While most teams with aspirations of a deep postseason run can use the final few games of the regular-season to fine-tune what should be a well-oiled machine by that point, the Capitals instead leaned on several makeshift lineups down the stretch.
Although the Capitals’ headliners returned for the playoffs, few delivered. The aforementioned power play, which ranked third in the NHL during the regular season, looked out of sync and went 3-for-21 against the Bruins.
“That’s obviously an area that we should have been better at and have to take advantage especially with this many opportunities,” said Backstrom, who led the Caps in scoring during the regular season but was limited to one assist in the five-game series.
“It usually doesn’t happen in the playoffs,” Backstrom said of the power play’s lack of execution, “but this year it did.”
With their season on the line in Game 5 Sunday, the Capitals had three power-play opportunities in the game’s first 22 minutes. Given the chance to take an early lead and set the tone for the rest of the night, Washington came up empty on all three chances. Within a minute of the end of the third Caps power play, the Bruins scored at even strength to take a 1-0 lead. They never looked back.
The Capitals offensive struggles weren’t limited to the power play: Washington’s headliners also struggled to generate at even strength.
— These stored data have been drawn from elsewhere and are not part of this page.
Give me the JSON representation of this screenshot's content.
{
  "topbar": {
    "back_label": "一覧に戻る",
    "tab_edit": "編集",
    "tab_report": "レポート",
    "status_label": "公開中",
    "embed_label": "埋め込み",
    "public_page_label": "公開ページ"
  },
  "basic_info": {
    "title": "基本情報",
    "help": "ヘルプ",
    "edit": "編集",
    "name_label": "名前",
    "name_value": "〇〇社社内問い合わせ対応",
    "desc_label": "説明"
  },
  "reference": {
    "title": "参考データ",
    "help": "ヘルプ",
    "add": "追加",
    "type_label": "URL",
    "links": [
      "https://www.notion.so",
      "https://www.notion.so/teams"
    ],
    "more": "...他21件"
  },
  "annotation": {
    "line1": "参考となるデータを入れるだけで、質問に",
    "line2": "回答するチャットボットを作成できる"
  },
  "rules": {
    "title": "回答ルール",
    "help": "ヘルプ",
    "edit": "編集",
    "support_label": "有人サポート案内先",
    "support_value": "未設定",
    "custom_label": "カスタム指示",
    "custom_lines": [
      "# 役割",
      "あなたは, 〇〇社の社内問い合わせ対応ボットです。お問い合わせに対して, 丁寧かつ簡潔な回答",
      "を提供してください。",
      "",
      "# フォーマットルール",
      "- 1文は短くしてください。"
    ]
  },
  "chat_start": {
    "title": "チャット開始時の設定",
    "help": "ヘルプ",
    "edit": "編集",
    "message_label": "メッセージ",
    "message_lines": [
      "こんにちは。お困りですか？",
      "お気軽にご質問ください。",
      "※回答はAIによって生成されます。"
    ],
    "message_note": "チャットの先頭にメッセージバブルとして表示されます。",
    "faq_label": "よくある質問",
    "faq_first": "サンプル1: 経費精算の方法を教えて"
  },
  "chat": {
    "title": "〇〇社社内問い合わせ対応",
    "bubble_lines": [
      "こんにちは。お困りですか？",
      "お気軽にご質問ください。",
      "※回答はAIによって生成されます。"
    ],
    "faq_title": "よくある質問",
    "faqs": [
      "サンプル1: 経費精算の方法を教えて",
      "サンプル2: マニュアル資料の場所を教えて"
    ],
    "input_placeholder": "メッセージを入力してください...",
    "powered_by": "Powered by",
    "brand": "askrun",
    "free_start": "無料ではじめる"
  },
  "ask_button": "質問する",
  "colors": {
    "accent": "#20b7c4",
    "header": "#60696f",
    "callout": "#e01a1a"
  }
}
While Tom Wilson scored a five-on-five goal just six minutes into Game 1, Boston’s top six forwards outscored Washington’s top six 8-0 at even strength the rest of the series.
Ovechkin, it was confirmed Monday morning, had been playing through an undisclosed injury that will keep him from representing Russia at the World Hockey Championships. Backstrom, Oshie, Carlson and Lars Eller, it is believed, were all playing through injuries as well.
Players are scheduled to hold their year-end media availability on Tuesday, when details of such ailments are typically revealed.
For now, the Capitals are left to wonder how many more opportunities their aging core will have together.
“I can tell you this,” said coach Peter Laviolette, “the guys that were here, the core guys that you’re talking about, are a big reason we had success in the regular season that we did. They’re terrific players. They’ve been terrific players here. And I think we’re all frustrated with the playoffs because we weren’t able to move past the Bruins and get into the second round. So there’s frustration. And so, I think everything gets looked at and evaluated. But those guys have been — they’ve been the cornerstone of this team for a long time, and they were of this team for the regular season.”